Francisco Louçã | Expresso |
opinião
A meticulosa entrevista de segunda-feira do ministro das Finanças espelha uma forma triunfal de preparação
do Orçamento. Se é possível que Centeno tenha lamentado a falta de perguntas
sobre a Europa – afinal, é nas funções de presidente do Eurogrupo que ocupa a
maior parte do seu tempo e a União realizou há poucas semanas uma cimeira que
foi anunciada como o momento refundador do euro mas que se esvaiu em silêncio –
respondeu afoitamente aos temas do Orçamento. Deixando de lado a propaganda (um
“Orçamento para nove milhões e meio de portugueses”, não se compreende a razão
para ignorar os outros), o facto é que o ministro apresentou o seu mapa para a
lei. Há nisso boas notícias e más notícias.
Claro que não era fácil. A
preparação deste Orçamento tem três problema que não são menores: é o último do
mandato e deve acertar os efeitos das promessas todas (as pensões das longas
carreiras contributivas, as 35 horas, a redução do IRS e outras), pelo que se
aconselharia que a preparação tivesse começado com tempo; está sob pressão de
um objetivo ambicioso de défice a rondar 0%; e o desgaste do tempo está a
revelar o efeito acumulado de destruição dos serviços públicos e a exigir
medidas de urgência, que custam dinheiro.
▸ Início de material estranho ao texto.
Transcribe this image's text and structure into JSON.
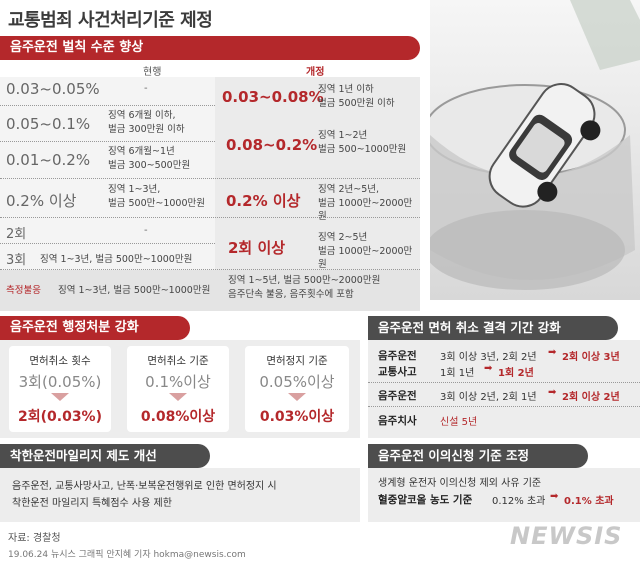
{
  "title": "교통범죄 사건처리기준 제정",
  "drunk_penalty": {
    "heading": "음주운전 벌칙 수준 향상",
    "col_current": "현행",
    "col_revised": "개정",
    "rows": [
      {
        "level": "0.03~0.05%",
        "current": "-"
      },
      {
        "level": "0.05~0.1%",
        "current_1": "징역 6개월 이하,",
        "current_2": "벌금 300만원 이하"
      },
      {
        "level": "0.01~0.2%",
        "current_1": "징역 6개월~1년",
        "current_2": "벌금 300~500만원"
      },
      {
        "level": "0.2% 이상",
        "current_1": "징역 1~3년,",
        "current_2": "벌금 500만~1000만원"
      },
      {
        "level": "2회",
        "current": "-"
      },
      {
        "level": "3회",
        "current": "징역 1~3년, 벌금 500만~1000만원"
      }
    ],
    "revised": [
      {
        "level": "0.03~0.08%",
        "line1": "징역 1년 이하",
        "line2": "벌금 500만원 이하"
      },
      {
        "level": "0.08~0.2%",
        "line1": "징역 1~2년",
        "line2": "벌금 500~1000만원"
      },
      {
        "level": "0.2% 이상",
        "line1": "징역 2년~5년,",
        "line2": "벌금 1000만~2000만원"
      },
      {
        "level": "2회 이상",
        "line1": "징역 2~5년",
        "line2": "벌금 1000만~2000만원"
      }
    ],
    "refusal": {
      "label": "측정불응",
      "current": "징역 1~3년, 벌금 500만~1000만원",
      "revised_1": "징역 1~5년, 벌금 500만~2000만원",
      "revised_2": "음주단속 불응, 음주횟수에 포함"
    }
  },
  "admin": {
    "heading": "음주운전  행정처분 강화",
    "cards": [
      {
        "title": "면허취소 횟수",
        "old": "3회(0.05%)",
        "new": "2회(0.03%)"
      },
      {
        "title": "면허취소 기준",
        "old": "0.1%이상",
        "new": "0.08%이상"
      },
      {
        "title": "면허정지 기준",
        "old": "0.05%이상",
        "new": "0.03%이상"
      }
    ]
  },
  "mileage": {
    "heading": "착한운전마일리지 제도 개선",
    "line1": "음주운전, 교통사망사고, 난폭·보복운전행위로 인한 면허정지 시",
    "line2": "착한운전 마일리지 특혜점수 사용 제한"
  },
  "license_period": {
    "heading": "음주운전 면허 취소 결격 기간 강화",
    "r1_label_1": "음주운전",
    "r1_label_2": "교통사고",
    "r1_a_old": "3회 이상 3년, 2회 2년",
    "r1_a_arrow": "➡",
    "r1_a_new": "2회 이상 3년",
    "r1_b_old": "1회  1년",
    "r1_b_arrow": "➡",
    "r1_b_new": "1회 2년",
    "r2_label": "음주운전",
    "r2_old": "3회 이상 2년, 2회 1년",
    "r2_arrow": "➡",
    "r2_new": "2회 이상 2년",
    "r3_label": "음주치사",
    "r3_new": "신설 5년"
  },
  "appeal": {
    "heading": "음주운전 이의신청 기준 조정",
    "line1": "생계형 운전자 이의신청 제외 사유 기준",
    "label": "혈중알코올 농도 기준",
    "old": "0.12% 초과",
    "arrow": "➡",
    "new": "0.1% 초과"
  },
  "source": "자료: 경찰청",
  "credit": "19.06.24 뉴시스 그래픽 안지혜 기자 hokma@newsis.com",
  "logo": "NEWSIS",
  "colors": {
    "accent": "#b4282b",
    "dark_header": "#4d4d4d"
  }
}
Acresce que a luta social é agora
mais intensa, quanto mais não fosse porque os trabalhadores percebem que o
governo pode ser pressionado e têm aliados. Ou seja, espera-se muito deste
Orçamento.
E aí chegam as más notícias.
Centeno, que há meses lançou o tema do não-aumento da função pública, agrava o problema
insistindo agora numa solução para os professores que consistiria em manter as
perdas anteriores, salvo uma pequena compensação já anunciada. A doutrina é
conhecida, deixar a inflação desvalorizar os salários e as carreiras para
acertar os ponteiros do relógio nos salários baixos. A questão é assim menos a
hermenêutica das decisões anteriores, porque toda a gente percebeu que o
governo se decidiu no orçamento anterior por um compromisso ambíguo como forma
de adiar o problema, mas é antes a solução concreta, que deveria ser obtida até
ao início de setembro e que vai passar necessariamente pela intervenção de
António Costa.
O problema é que o aumento dos
funcionários públicos não se pode tornar no alfa e ómega do Orçamento. É um
problema e grave. Mas há outros problemas que foram agigantados pela visão
administrativa que tem predominado e que oculta a ameaça. O melhor exemplo é a
saúde. O governo faz a conta e anuncia mais pessoal especializado, médicos e
enfermeiros, e tem razão, a conta é mesmo verdadeira. A dificuldade é que esses
recrutamentos não chegam, porque está a compensar a catástrofe da troika mais a
falta de especialistas e há um país que precisa e exige sempre mais, e faz bem.
A boa notícia, a bem dizer, é
mesmo que o ministro tenha sentido a necessidade de dar esta entrevista. Na
falta de avanços de uma negociação tão atrasada, que se registe este mapa da
posição do governo deve ser simplesmente entendido como um cartão de visita.
Ora, há uma diferença entre um caderno de encargos e uma lista triunfal de
realizações. Essa diferença é o tempo e a vontade de trabalhar soluções.